Authors:
Published:
This past week was the annual gathering of the International Internet Preservation Consortium. This year, the event was hosted online by the Library of Congress, and we were excited to be able to attend sessions from folks all over the globe.
The programming will be available in full in a couple of weeks (we will send the links out with our next newsletter!), but here are some highlights from the live event that we think our community would find particularly relevant:
Arquivo404: This project from Portuguese archive Arquivo uses Memento protocols to allow website administrators to back up pages with various web archives. “This presentation will show use cases of the Arquivo404 service, detail the technologies it uses and provide some insight on the configurations it allows, namely the addition of other web archives for the search”
Optimizing Archival Replay by Eliminating Unnecessary Traffic to Web Archives: Our friends from the Internet Archive and Web Science & Digital Libraries Research Group at Old Dominion University have been conducting research on the speed of archival replay. “We discovered that some replayed web pages cause recurrent requests that lead to unnecessary traffic for the web archive.
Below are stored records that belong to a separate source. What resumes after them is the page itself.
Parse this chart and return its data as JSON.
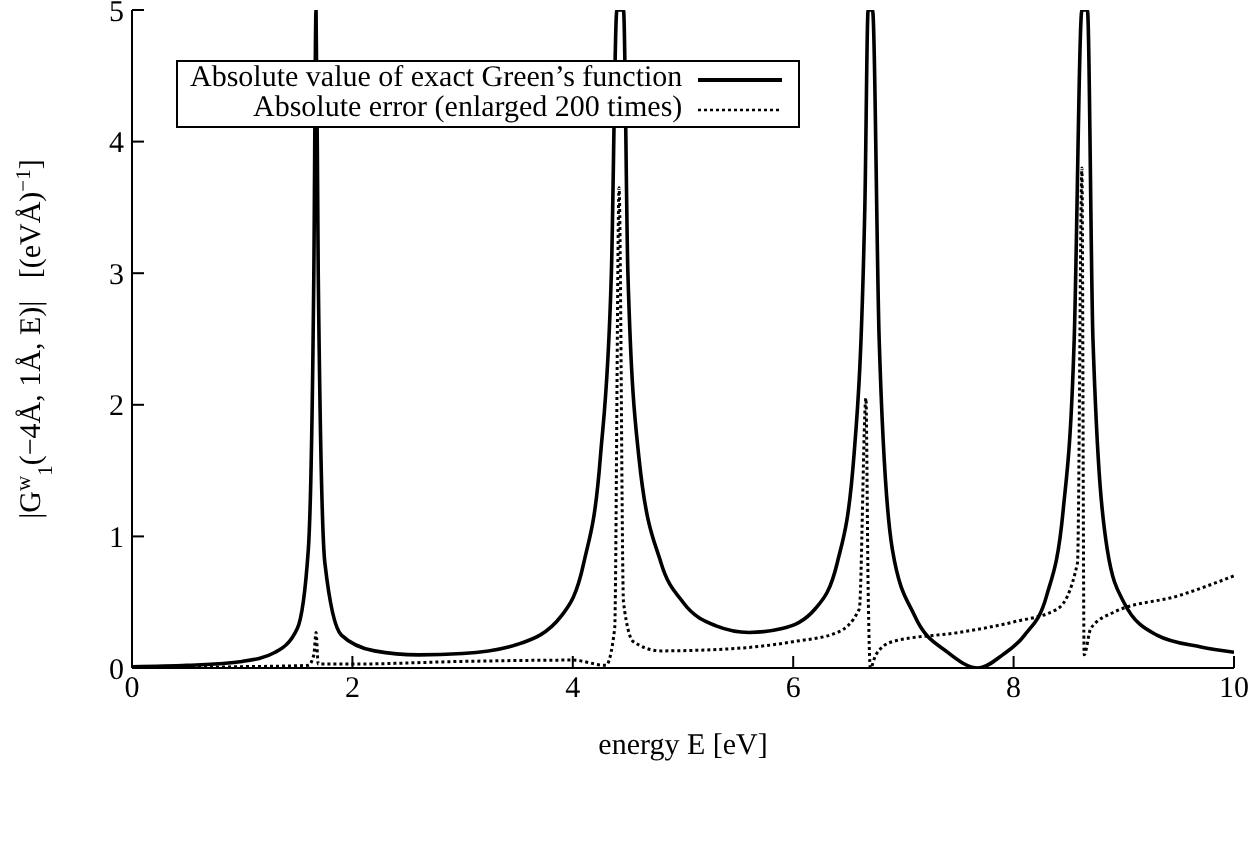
{
  "chart_data": {
    "type": "line",
    "xlabel": "energy E [eV]",
    "ylabel": "|G$^{w}$$_{1}$(−4Å, 1Å, E)|   [(eVÅ)$^{−1}$]",
    "xlim": [
      0,
      10
    ],
    "ylim": [
      0,
      5
    ],
    "xticks": [
      0,
      2,
      4,
      6,
      8,
      10
    ],
    "yticks": [
      0,
      1,
      2,
      3,
      4,
      5
    ],
    "legend": "top left",
    "marker": "none",
    "series": [
      {
        "name": "Absolute value of exact Green’s function",
        "color": "#000000",
        "line_style": "solid",
        "x": [
          0,
          0.5,
          1.0,
          1.3,
          1.5,
          1.6,
          1.65,
          1.67,
          1.69,
          1.75,
          1.9,
          2.2,
          2.6,
          3.0,
          3.5,
          3.9,
          4.1,
          4.25,
          4.35,
          4.4,
          4.46,
          4.5,
          4.6,
          4.8,
          5.0,
          5.3,
          5.6,
          5.9,
          6.2,
          6.4,
          6.55,
          6.65,
          6.68,
          6.72,
          6.78,
          6.9,
          7.1,
          7.4,
          7.68,
          7.9,
          8.1,
          8.3,
          8.45,
          8.55,
          8.62,
          8.67,
          8.72,
          8.85,
          9.0,
          9.3,
          9.7,
          10
        ],
        "values": [
          0.01,
          0.02,
          0.05,
          0.12,
          0.3,
          0.9,
          3,
          5,
          3,
          0.8,
          0.25,
          0.13,
          0.1,
          0.11,
          0.18,
          0.4,
          0.8,
          1.6,
          3,
          5,
          5,
          3,
          1.6,
          0.8,
          0.5,
          0.32,
          0.27,
          0.3,
          0.45,
          0.8,
          1.6,
          3.5,
          5,
          5,
          2.5,
          0.9,
          0.4,
          0.12,
          0,
          0.1,
          0.25,
          0.55,
          1.2,
          2.5,
          5,
          5,
          2.5,
          0.9,
          0.5,
          0.25,
          0.16,
          0.12
        ]
      },
      {
        "name": "Absolute error (enlarged 200 times)",
        "color": "#000000",
        "line_style": "dotted",
        "x": [
          0,
          1,
          1.6,
          1.65,
          1.67,
          1.69,
          2,
          3,
          4,
          4.3,
          4.38,
          4.42,
          4.46,
          4.55,
          4.8,
          5.5,
          6,
          6.4,
          6.6,
          6.66,
          6.68,
          6.7,
          6.75,
          6.9,
          7.5,
          8,
          8.4,
          8.58,
          8.62,
          8.64,
          8.7,
          8.9,
          9.5,
          10
        ],
        "values": [
          0,
          0.01,
          0.02,
          0.1,
          0.27,
          0.03,
          0.03,
          0.05,
          0.06,
          0.02,
          0.3,
          3.65,
          0.5,
          0.2,
          0.13,
          0.15,
          0.2,
          0.27,
          0.45,
          2.05,
          0.6,
          0,
          0.1,
          0.2,
          0.27,
          0.35,
          0.45,
          0.8,
          3.8,
          0.1,
          0.3,
          0.42,
          0.55,
          0.7
        ]
      }
    ]
  }
}
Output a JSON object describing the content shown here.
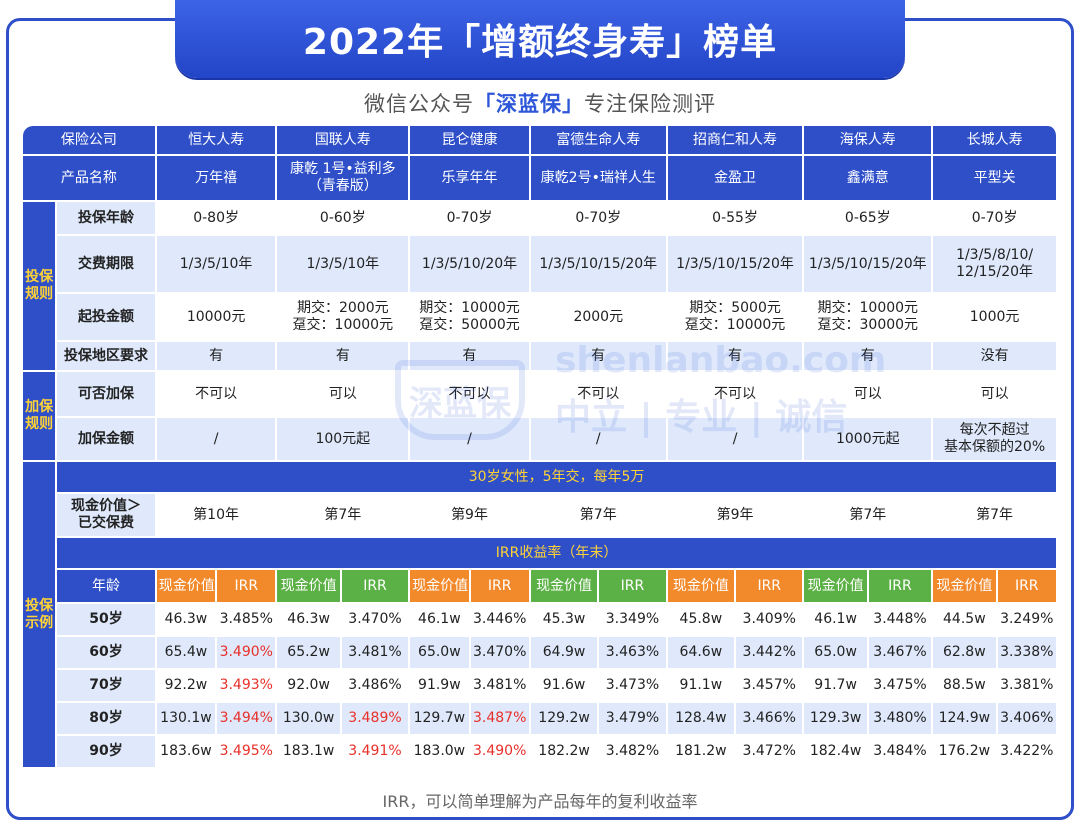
{
  "title": "2022年「增额终身寿」榜单",
  "subtitle": {
    "prefix": "微信公众号",
    "brand": "「深蓝保」",
    "suffix": "专注保险测评"
  },
  "watermark": {
    "logo": "深蓝保",
    "url": "shenlanbao.com",
    "motto": "中立 | 专业 | 诚信"
  },
  "colors": {
    "primary": "#2f4fc9",
    "light_blue": "#dfe9fb",
    "yellow": "#ffd336",
    "orange": "#f28a2c",
    "green": "#5cb146",
    "red": "#e8302a"
  },
  "header": {
    "company_label": "保险公司",
    "product_label": "产品名称",
    "companies": [
      "恒大人寿",
      "国联人寿",
      "昆仑健康",
      "富德生命人寿",
      "招商仁和人寿",
      "海保人寿",
      "长城人寿"
    ],
    "products": [
      "万年禧",
      "康乾 1号•益利多\n（青春版）",
      "乐享年年",
      "康乾2号•瑞祥人生",
      "金盈卫",
      "鑫满意",
      "平型关"
    ]
  },
  "sections": {
    "rules": "投保\n规则",
    "add": "加保\n规则",
    "example": "投保\n示例"
  },
  "rules": [
    {
      "label": "投保年龄",
      "values": [
        "0-80岁",
        "0-60岁",
        "0-70岁",
        "0-70岁",
        "0-55岁",
        "0-65岁",
        "0-70岁"
      ]
    },
    {
      "label": "交费期限",
      "values": [
        "1/3/5/10年",
        "1/3/5/10年",
        "1/3/5/10/20年",
        "1/3/5/10/15/20年",
        "1/3/5/10/15/20年",
        "1/3/5/10/15/20年",
        "1/3/5/8/10/\n12/15/20年"
      ]
    },
    {
      "label": "起投金额",
      "values": [
        "10000元",
        "期交：2000元\n趸交：10000元",
        "期交：10000元\n趸交：50000元",
        "2000元",
        "期交：5000元\n趸交：10000元",
        "期交：10000元\n趸交：30000元",
        "1000元"
      ]
    },
    {
      "label": "投保地区要求",
      "values": [
        "有",
        "有",
        "有",
        "有",
        "有",
        "有",
        "没有"
      ]
    }
  ],
  "add_rules": [
    {
      "label": "可否加保",
      "values": [
        "不可以",
        "可以",
        "不可以",
        "不可以",
        "不可以",
        "可以",
        "可以"
      ]
    },
    {
      "label": "加保金额",
      "values": [
        "/",
        "100元起",
        "/",
        "/",
        "/",
        "1000元起",
        "每次不超过\n基本保额的20%"
      ]
    }
  ],
  "example": {
    "band": "30岁女性，5年交，每年5万",
    "breakeven_label": "现金价值＞\n已交保费",
    "breakeven": [
      "第10年",
      "第7年",
      "第9年",
      "第7年",
      "第9年",
      "第7年",
      "第7年"
    ],
    "irr_band": "IRR收益率（年末）",
    "age_label": "年龄",
    "cash_label": "现金价值",
    "irr_label": "IRR",
    "rows": [
      {
        "age": "50岁",
        "cells": [
          [
            "46.3w",
            "3.485%"
          ],
          [
            "46.3w",
            "3.470%"
          ],
          [
            "46.1w",
            "3.446%"
          ],
          [
            "45.3w",
            "3.349%"
          ],
          [
            "45.8w",
            "3.409%"
          ],
          [
            "46.1w",
            "3.448%"
          ],
          [
            "44.5w",
            "3.249%"
          ]
        ]
      },
      {
        "age": "60岁",
        "cells": [
          [
            "65.4w",
            "3.490%"
          ],
          [
            "65.2w",
            "3.481%"
          ],
          [
            "65.0w",
            "3.470%"
          ],
          [
            "64.9w",
            "3.463%"
          ],
          [
            "64.6w",
            "3.442%"
          ],
          [
            "65.0w",
            "3.467%"
          ],
          [
            "62.8w",
            "3.338%"
          ]
        ]
      },
      {
        "age": "70岁",
        "cells": [
          [
            "92.2w",
            "3.493%"
          ],
          [
            "92.0w",
            "3.486%"
          ],
          [
            "91.9w",
            "3.481%"
          ],
          [
            "91.6w",
            "3.473%"
          ],
          [
            "91.1w",
            "3.457%"
          ],
          [
            "91.7w",
            "3.475%"
          ],
          [
            "88.5w",
            "3.381%"
          ]
        ]
      },
      {
        "age": "80岁",
        "cells": [
          [
            "130.1w",
            "3.494%"
          ],
          [
            "130.0w",
            "3.489%"
          ],
          [
            "129.7w",
            "3.487%"
          ],
          [
            "129.2w",
            "3.479%"
          ],
          [
            "128.4w",
            "3.466%"
          ],
          [
            "129.3w",
            "3.480%"
          ],
          [
            "124.9w",
            "3.406%"
          ]
        ]
      },
      {
        "age": "90岁",
        "cells": [
          [
            "183.6w",
            "3.495%"
          ],
          [
            "183.1w",
            "3.491%"
          ],
          [
            "183.0w",
            "3.490%"
          ],
          [
            "182.2w",
            "3.482%"
          ],
          [
            "181.2w",
            "3.472%"
          ],
          [
            "182.4w",
            "3.484%"
          ],
          [
            "176.2w",
            "3.422%"
          ]
        ]
      }
    ],
    "highlight_red": [
      [
        0,
        60
      ],
      [
        0,
        70
      ],
      [
        0,
        80
      ],
      [
        0,
        90
      ],
      [
        1,
        80
      ],
      [
        1,
        90
      ],
      [
        2,
        80
      ],
      [
        2,
        90
      ]
    ]
  },
  "footer_note": "IRR，可以简单理解为产品每年的复利收益率"
}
We looked at the network traffic on numerous archived web pages and found, for example, an archived page that made 945 requests per minute on average.”
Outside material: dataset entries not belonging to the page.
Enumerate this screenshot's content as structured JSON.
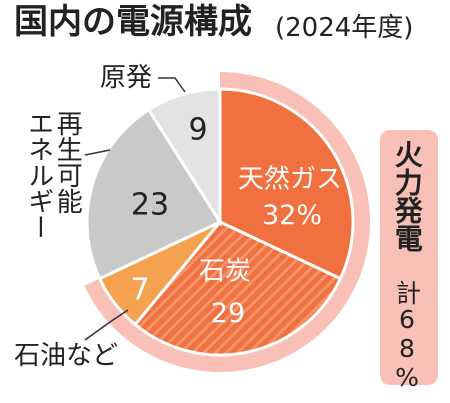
{
  "title": "国内の電源構成",
  "subtitle": "(2024年度)",
  "chart_data": {
    "type": "pie",
    "categories": [
      "天然ガス",
      "石炭",
      "石油など",
      "再生可能\nエネルギー",
      "原発"
    ],
    "values": [
      32,
      29,
      7,
      23,
      9
    ],
    "value_labels": [
      "32%",
      "29",
      "7",
      "23",
      "9"
    ],
    "colors": [
      "#f0703f",
      "#f0703f",
      "#f4a150",
      "#c9c9c9",
      "#e3e3e3"
    ],
    "annotation": {
      "label": "火力発電",
      "value": 68,
      "value_label": "計68%",
      "color": "#f8c0b6"
    }
  }
}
WARC Collection Summarization: We send copies of our Perma collection to the Internet Archive as part of our preservation plan - and have worked with the team at the Internet Archive to optimize the way that we share our collection. This presentation is by our collaborator on their team, and is related to our work together. “Items in the Internet Archive’s Petabox collections of various media types like image, video, audio, book, etc. have rich metadata, representative thumbnails, and interactive hero elements. However, web collections, primarily containing WARC files and their corresponding CDX files, often look opaque. We created an open-source CLI tool called ‘CDX Summary’ to process sorted CDX files and generate reports.”
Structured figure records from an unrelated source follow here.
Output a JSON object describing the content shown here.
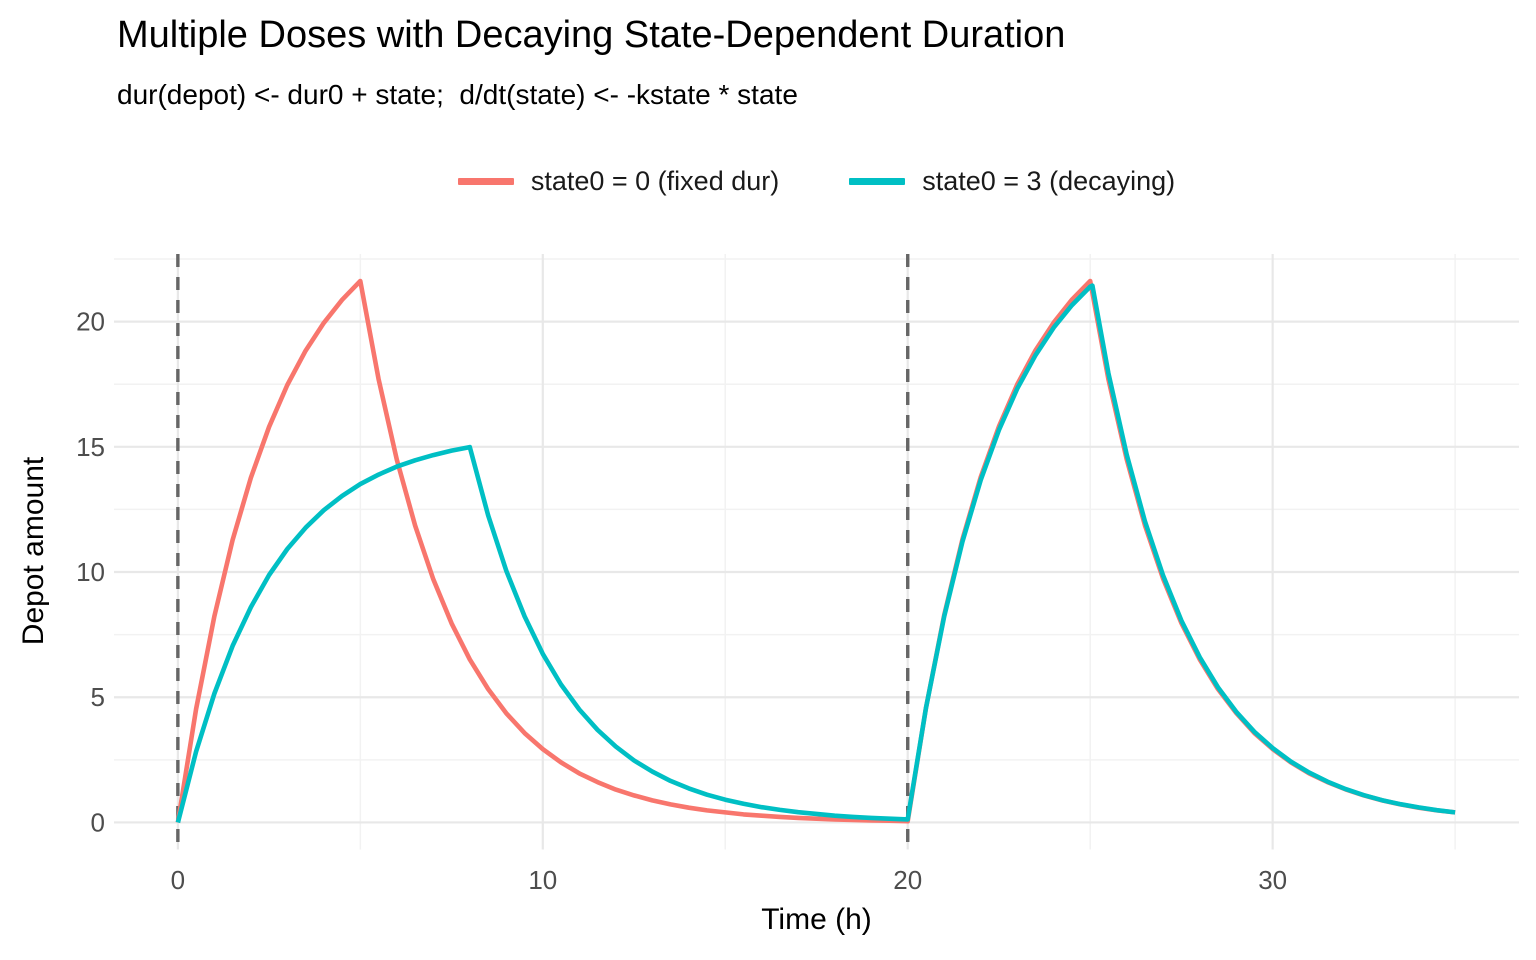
{
  "chart_data": {
    "type": "line",
    "title": "Multiple Doses with Decaying State-Dependent Duration",
    "subtitle": "dur(depot) <- dur0 + state;  d/dt(state) <- -kstate * state",
    "xlabel": "Time (h)",
    "ylabel": "Depot amount",
    "xlim": [
      -1.75,
      36.75
    ],
    "ylim": [
      -1.08,
      22.7
    ],
    "x_ticks": [
      0,
      10,
      20,
      30
    ],
    "x_minor_ticks": [
      5,
      15,
      25,
      35
    ],
    "y_ticks": [
      0,
      5,
      10,
      15,
      20
    ],
    "y_minor_ticks": [
      2.5,
      7.5,
      12.5,
      17.5,
      22.5
    ],
    "grid": true,
    "legend_position": "top",
    "dose_vlines": {
      "x": [
        0,
        20
      ],
      "style": "dashed",
      "color": "#666666"
    },
    "series": [
      {
        "name": "state0 = 0 (fixed dur)",
        "color": "#F8766D",
        "points": [
          [
            0,
            0
          ],
          [
            0.5,
            4.53
          ],
          [
            1,
            8.24
          ],
          [
            1.5,
            11.28
          ],
          [
            2,
            13.77
          ],
          [
            2.5,
            15.8
          ],
          [
            3,
            17.47
          ],
          [
            3.5,
            18.84
          ],
          [
            4,
            19.95
          ],
          [
            4.5,
            20.87
          ],
          [
            5,
            21.62
          ],
          [
            5.5,
            17.7
          ],
          [
            6,
            14.49
          ],
          [
            6.5,
            11.86
          ],
          [
            7,
            9.71
          ],
          [
            7.5,
            7.95
          ],
          [
            8,
            6.51
          ],
          [
            8.5,
            5.33
          ],
          [
            9,
            4.36
          ],
          [
            9.5,
            3.57
          ],
          [
            10,
            2.93
          ],
          [
            10.5,
            2.4
          ],
          [
            11,
            1.96
          ],
          [
            11.5,
            1.61
          ],
          [
            12,
            1.31
          ],
          [
            12.5,
            1.08
          ],
          [
            13,
            0.88
          ],
          [
            13.5,
            0.72
          ],
          [
            14,
            0.59
          ],
          [
            14.5,
            0.48
          ],
          [
            15,
            0.4
          ],
          [
            15.5,
            0.32
          ],
          [
            16,
            0.27
          ],
          [
            16.5,
            0.22
          ],
          [
            17,
            0.18
          ],
          [
            17.5,
            0.15
          ],
          [
            18,
            0.12
          ],
          [
            18.5,
            0.1
          ],
          [
            19,
            0.08
          ],
          [
            19.5,
            0.07
          ],
          [
            20,
            0.05
          ],
          [
            20.5,
            4.58
          ],
          [
            21,
            8.28
          ],
          [
            21.5,
            11.31
          ],
          [
            22,
            13.79
          ],
          [
            22.5,
            15.82
          ],
          [
            23,
            17.49
          ],
          [
            23.5,
            18.85
          ],
          [
            24,
            19.96
          ],
          [
            24.5,
            20.88
          ],
          [
            25,
            21.62
          ],
          [
            25.5,
            17.7
          ],
          [
            26,
            14.5
          ],
          [
            26.5,
            11.87
          ],
          [
            27,
            9.72
          ],
          [
            27.5,
            7.96
          ],
          [
            28,
            6.51
          ],
          [
            28.5,
            5.33
          ],
          [
            29,
            4.37
          ],
          [
            29.5,
            3.57
          ],
          [
            30,
            2.93
          ],
          [
            30.5,
            2.4
          ],
          [
            31,
            1.96
          ],
          [
            31.5,
            1.61
          ],
          [
            32,
            1.32
          ],
          [
            32.5,
            1.08
          ],
          [
            33,
            0.88
          ],
          [
            33.5,
            0.72
          ],
          [
            34,
            0.59
          ],
          [
            34.5,
            0.48
          ],
          [
            35,
            0.4
          ]
        ]
      },
      {
        "name": "state0 = 3 (decaying)",
        "color": "#00BFC4",
        "points": [
          [
            0,
            0
          ],
          [
            0.5,
            2.83
          ],
          [
            1,
            5.15
          ],
          [
            1.5,
            7.05
          ],
          [
            2,
            8.6
          ],
          [
            2.5,
            9.88
          ],
          [
            3,
            10.92
          ],
          [
            3.5,
            11.77
          ],
          [
            4,
            12.47
          ],
          [
            4.5,
            13.04
          ],
          [
            5,
            13.51
          ],
          [
            5.5,
            13.89
          ],
          [
            6,
            14.21
          ],
          [
            6.5,
            14.46
          ],
          [
            7,
            14.67
          ],
          [
            7.5,
            14.85
          ],
          [
            8,
            14.99
          ],
          [
            8.5,
            12.27
          ],
          [
            9,
            10.05
          ],
          [
            9.5,
            8.23
          ],
          [
            10,
            6.73
          ],
          [
            10.5,
            5.51
          ],
          [
            11,
            4.51
          ],
          [
            11.5,
            3.7
          ],
          [
            12,
            3.03
          ],
          [
            12.5,
            2.48
          ],
          [
            13,
            2.03
          ],
          [
            13.5,
            1.66
          ],
          [
            14,
            1.36
          ],
          [
            14.5,
            1.11
          ],
          [
            15,
            0.91
          ],
          [
            15.5,
            0.75
          ],
          [
            16,
            0.61
          ],
          [
            16.5,
            0.5
          ],
          [
            17,
            0.41
          ],
          [
            17.5,
            0.34
          ],
          [
            18,
            0.27
          ],
          [
            18.5,
            0.22
          ],
          [
            19,
            0.18
          ],
          [
            19.5,
            0.15
          ],
          [
            20,
            0.12
          ],
          [
            20.5,
            4.58
          ],
          [
            21,
            8.23
          ],
          [
            21.5,
            11.22
          ],
          [
            22,
            13.67
          ],
          [
            22.5,
            15.68
          ],
          [
            23,
            17.32
          ],
          [
            23.5,
            18.66
          ],
          [
            24,
            19.76
          ],
          [
            24.5,
            20.66
          ],
          [
            25,
            21.4
          ],
          [
            25.06,
            21.44
          ],
          [
            25.5,
            17.94
          ],
          [
            26,
            14.69
          ],
          [
            26.5,
            12.03
          ],
          [
            27,
            9.85
          ],
          [
            27.5,
            8.06
          ],
          [
            28,
            6.6
          ],
          [
            28.5,
            5.4
          ],
          [
            29,
            4.42
          ],
          [
            29.5,
            3.62
          ],
          [
            30,
            2.97
          ],
          [
            30.5,
            2.43
          ],
          [
            31,
            1.99
          ],
          [
            31.5,
            1.63
          ],
          [
            32,
            1.33
          ],
          [
            32.5,
            1.09
          ],
          [
            33,
            0.89
          ],
          [
            33.5,
            0.73
          ],
          [
            34,
            0.6
          ],
          [
            34.5,
            0.49
          ],
          [
            35,
            0.4
          ]
        ]
      }
    ],
    "style": {
      "grid_major_color": "#E8E8E8",
      "grid_minor_color": "#F2F2F2",
      "tick_label_color": "#4D4D4D",
      "line_width": 4.6
    }
  }
}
The Evolving Treatment of Wayback Machine Evidence by U.S. Federal Courts: Friend of LIL Nicholas Taylor took a deep dive into how U.S. federal courts have been evaluating the efficacy of Wayback Machine content for use in court. This chart outlines the four different ways that lawyers have argued for the use of a web archive as evidence:
Keep an eye out for recordings of the full sessions as well as Q&A sessions! Thanks to IIPC and the Library of Congress for pulling all of this together!